SRM Ag Conference keynote shares river story 

Photo by Priscilla Waggoner  Jim Yahn, manager of North Sterling Irrigation District, delivers a keynote address at the Southern Rocky Mountain Agriculture Conference and Trade Show on Feb. 2 in Monte Vista that resonates with the audience. 

ALAMOSA — When it comes to water conflicts, Jim Yahn, long-time manager of North Sterling Irrigation District, has quite a story to tell. For almost 30 years, Yahn has been at the helm, overseeing the diversion and distribution of water to over 350 farmers from the North Sterling and Prewitt Reservoirs that, together, provide irrigation water to approximately 70,000 acres.  

That role put Yahn on the frontline of matters twenty years ago when a court ruling resulted in the office of the state engineer shutting down thousands of wells on the South Platte. 

Yahn, as the keynote speaker at the 40th Southern Rocky Mountain Agriculture Conference and Trade Show on Feb. 2 in Monte Vista, shared with a large, standing-room-only audience of nearly 500 people the hydrogeological history of the South Platte, leading up to 2002 when the drought — described as the “crucible” — resulted in surface water users on the opposite side of the fence from groundwater users and augmentation plans filled up the dockets of water court for almost three years. 

It was a story that most in the audience knew very well. The situation on the South Platte was the spark that ignited what would become the Rio Grande Water Conservation District’s Subdistrict No. 1 more than a decade later. 

But the most compelling part of Yahn’s story was not told so much in acre-feet, case law or augmentation plans. It was not even told with great drama or flourish. In a quiet voice and simple, straightforward language, Yahn used a single scene to capture a situation where, over the course of years, a community accustomed to abundant water found themselves facing a diminishing supply of water with one group having access to water for irrigation while the other did not. 

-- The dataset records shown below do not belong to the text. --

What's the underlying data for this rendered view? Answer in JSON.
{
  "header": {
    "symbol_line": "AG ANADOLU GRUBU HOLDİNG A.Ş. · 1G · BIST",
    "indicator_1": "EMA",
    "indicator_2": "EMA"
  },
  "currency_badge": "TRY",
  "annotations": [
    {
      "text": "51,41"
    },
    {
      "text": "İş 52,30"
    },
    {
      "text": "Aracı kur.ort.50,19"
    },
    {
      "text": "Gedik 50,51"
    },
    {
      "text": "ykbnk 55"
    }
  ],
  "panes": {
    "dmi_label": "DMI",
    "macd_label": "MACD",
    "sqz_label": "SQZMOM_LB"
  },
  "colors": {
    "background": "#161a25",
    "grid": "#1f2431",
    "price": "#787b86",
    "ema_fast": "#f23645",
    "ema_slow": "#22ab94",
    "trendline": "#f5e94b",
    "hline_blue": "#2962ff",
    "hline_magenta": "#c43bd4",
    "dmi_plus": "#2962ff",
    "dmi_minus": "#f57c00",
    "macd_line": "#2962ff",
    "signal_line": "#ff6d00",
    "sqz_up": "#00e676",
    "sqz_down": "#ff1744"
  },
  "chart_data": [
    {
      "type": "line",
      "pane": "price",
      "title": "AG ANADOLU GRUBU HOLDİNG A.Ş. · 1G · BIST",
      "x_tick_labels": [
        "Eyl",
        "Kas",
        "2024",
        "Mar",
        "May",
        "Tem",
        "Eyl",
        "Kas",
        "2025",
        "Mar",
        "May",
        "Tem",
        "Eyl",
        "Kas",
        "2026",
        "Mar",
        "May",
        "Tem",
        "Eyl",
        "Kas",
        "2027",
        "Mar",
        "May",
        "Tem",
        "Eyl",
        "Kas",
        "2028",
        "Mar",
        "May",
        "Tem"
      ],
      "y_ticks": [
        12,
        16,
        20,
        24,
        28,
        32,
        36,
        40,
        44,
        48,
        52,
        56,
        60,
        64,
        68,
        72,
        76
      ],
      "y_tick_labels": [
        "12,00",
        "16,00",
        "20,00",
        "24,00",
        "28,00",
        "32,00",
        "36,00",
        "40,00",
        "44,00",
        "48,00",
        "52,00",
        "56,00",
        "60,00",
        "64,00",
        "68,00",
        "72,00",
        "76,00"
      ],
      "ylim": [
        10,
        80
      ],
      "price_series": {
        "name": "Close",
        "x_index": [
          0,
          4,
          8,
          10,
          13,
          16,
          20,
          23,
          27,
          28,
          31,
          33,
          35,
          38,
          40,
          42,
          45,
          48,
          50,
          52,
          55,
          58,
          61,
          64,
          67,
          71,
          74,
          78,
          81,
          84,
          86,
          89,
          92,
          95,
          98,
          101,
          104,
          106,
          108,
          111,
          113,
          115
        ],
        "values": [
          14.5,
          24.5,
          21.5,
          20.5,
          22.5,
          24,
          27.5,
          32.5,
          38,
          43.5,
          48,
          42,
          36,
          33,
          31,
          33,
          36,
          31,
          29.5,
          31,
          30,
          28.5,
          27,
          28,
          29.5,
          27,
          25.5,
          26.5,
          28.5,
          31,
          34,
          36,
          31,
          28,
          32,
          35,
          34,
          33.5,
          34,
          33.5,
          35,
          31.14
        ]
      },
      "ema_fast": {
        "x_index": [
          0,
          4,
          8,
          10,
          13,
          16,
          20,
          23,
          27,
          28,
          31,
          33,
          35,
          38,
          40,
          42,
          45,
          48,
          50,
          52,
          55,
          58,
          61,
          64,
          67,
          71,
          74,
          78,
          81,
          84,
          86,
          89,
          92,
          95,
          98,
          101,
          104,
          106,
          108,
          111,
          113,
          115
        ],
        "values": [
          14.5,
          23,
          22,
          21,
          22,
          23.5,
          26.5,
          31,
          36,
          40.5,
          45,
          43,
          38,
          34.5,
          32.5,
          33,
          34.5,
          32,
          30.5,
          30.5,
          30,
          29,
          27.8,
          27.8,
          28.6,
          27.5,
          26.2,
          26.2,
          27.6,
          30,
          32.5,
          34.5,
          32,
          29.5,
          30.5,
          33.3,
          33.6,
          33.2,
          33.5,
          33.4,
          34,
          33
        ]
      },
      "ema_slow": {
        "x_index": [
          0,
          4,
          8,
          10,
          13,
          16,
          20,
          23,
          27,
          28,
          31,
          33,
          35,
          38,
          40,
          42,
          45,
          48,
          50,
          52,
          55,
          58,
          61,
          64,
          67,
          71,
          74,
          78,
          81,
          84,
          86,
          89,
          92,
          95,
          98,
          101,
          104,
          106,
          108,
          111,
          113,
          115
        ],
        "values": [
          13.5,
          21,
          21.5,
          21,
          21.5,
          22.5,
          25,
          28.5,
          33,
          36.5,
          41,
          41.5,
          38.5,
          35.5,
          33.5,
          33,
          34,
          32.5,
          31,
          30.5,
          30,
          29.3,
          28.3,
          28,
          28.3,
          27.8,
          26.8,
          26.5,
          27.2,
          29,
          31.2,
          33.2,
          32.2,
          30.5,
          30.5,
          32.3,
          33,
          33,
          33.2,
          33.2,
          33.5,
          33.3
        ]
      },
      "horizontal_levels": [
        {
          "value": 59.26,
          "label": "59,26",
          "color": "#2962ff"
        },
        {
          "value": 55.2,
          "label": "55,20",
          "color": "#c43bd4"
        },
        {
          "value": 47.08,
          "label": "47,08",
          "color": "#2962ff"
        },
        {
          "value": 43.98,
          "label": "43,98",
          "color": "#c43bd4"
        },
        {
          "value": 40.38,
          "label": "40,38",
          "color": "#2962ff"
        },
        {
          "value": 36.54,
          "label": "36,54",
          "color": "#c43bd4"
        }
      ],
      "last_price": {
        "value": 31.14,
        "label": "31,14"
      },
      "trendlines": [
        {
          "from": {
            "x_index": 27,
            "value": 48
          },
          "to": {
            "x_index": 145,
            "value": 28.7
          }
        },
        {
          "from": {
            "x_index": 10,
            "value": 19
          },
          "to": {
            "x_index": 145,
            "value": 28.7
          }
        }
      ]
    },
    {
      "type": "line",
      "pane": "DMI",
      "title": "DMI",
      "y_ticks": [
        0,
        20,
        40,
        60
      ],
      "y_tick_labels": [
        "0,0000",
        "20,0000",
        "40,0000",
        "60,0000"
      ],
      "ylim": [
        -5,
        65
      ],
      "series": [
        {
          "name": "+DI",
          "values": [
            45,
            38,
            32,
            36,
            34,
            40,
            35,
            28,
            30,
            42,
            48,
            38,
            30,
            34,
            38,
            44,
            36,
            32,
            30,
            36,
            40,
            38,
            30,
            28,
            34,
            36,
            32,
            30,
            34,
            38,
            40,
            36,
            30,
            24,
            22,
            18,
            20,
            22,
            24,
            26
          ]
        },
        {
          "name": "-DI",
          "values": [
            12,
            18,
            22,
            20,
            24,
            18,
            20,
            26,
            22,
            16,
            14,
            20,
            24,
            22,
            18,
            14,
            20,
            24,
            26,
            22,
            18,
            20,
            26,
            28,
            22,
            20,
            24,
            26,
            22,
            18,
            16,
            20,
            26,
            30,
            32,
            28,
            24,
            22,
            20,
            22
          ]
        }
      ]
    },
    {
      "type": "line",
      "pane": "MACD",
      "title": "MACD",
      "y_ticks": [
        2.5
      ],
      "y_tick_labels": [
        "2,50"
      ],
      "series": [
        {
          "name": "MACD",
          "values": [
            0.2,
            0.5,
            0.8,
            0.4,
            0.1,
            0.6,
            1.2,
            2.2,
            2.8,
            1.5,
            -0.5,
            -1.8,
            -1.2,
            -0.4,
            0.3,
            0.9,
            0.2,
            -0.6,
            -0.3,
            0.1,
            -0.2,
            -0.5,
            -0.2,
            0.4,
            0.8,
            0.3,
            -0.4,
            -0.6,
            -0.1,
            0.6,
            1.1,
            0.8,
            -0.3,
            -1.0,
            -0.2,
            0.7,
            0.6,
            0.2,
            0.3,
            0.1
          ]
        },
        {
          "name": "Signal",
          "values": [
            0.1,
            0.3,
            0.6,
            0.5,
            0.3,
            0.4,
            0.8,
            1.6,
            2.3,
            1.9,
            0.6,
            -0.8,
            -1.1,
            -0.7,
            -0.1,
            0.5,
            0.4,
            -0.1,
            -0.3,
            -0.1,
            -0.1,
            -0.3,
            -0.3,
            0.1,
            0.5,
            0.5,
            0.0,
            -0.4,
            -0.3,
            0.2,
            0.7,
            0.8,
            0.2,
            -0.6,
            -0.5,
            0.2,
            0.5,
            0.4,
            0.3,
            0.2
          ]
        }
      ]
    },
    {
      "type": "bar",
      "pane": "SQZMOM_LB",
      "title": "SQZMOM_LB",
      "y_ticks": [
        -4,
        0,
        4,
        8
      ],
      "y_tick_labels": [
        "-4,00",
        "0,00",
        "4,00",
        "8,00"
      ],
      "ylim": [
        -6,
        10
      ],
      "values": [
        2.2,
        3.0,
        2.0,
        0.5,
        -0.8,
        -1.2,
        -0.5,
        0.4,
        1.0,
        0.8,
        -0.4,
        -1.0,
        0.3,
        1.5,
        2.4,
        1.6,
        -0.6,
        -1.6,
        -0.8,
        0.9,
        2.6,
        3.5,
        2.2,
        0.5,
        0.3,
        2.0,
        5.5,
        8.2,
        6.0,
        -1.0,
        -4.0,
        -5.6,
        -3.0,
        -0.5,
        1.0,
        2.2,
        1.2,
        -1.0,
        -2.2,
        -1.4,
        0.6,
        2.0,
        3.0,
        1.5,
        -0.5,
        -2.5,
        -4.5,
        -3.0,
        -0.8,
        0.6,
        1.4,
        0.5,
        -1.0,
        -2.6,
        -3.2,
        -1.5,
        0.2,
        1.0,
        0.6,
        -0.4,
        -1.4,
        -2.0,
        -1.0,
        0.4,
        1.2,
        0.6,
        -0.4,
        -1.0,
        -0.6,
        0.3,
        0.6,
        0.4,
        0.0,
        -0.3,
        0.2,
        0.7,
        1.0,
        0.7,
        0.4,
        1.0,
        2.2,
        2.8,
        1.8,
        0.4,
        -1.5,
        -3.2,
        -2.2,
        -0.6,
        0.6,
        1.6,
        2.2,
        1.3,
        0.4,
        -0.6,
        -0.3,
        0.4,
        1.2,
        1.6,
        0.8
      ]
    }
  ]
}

“So, you had one farmer who irrigated from a reservoir — a reservoir he’d helped to pay for — not having any water to grow a crop looking out and seeing his neighbor growing crops with water pumped from a well.”   

Yahn didn’t describe it further. It wasn’t necessary. The silence in the room seemed to suggest the image — what it looked like, what it probably felt like — was clear in everyone’s mind. 

A situation already loaded with stress that comes hand-in-hand with a scarce supply of water that people rely upon for their livelihoods, was suddenly escalated by decisions made outside of the community of farmers, themselves. Those decisions, as Yahn describes it, “pushed farmers into opposite corners and determined to stand their ground.” 

Yahn brought the story back to the San Luis Valley, acknowledging that local farmers knew very well of those dynamics. 

“We [on the South Platte] didn’t have time to work it out ourselves. We were thrown into the middle of the situation. I think…I think your way is better,” saying without actually saying the collaborative and collective process that led to the formation of the subdistricts was far preferential to the litigious path farmers on the South Platte were forced to travel. 

At the end of his address, Yahn spoke about the nature of small-town communities where people “work together more…helping their neighbors and putting themselves in their neighbors’ boots.” 

He then described himself as a Christian and quoted the two most important commandments. The first is, “Love thy God with all thy heart.” The second, which Yahn says he has tried to follow, underscored his message. “Love thy neighbor as thy self.” 

Among the handful of questions asked at the end, one person asked Yahn to weigh in on the Renewable Water Resources proposal to use American Rescue Plan Act money to secure water in the San Luis Valley for Douglas County. 

“I wouldn’t like it,” he answered. He then added, “There’s a right way and a wrong way to do things.” 

After a brief pause, he answered the question, “I’m opposed to it.”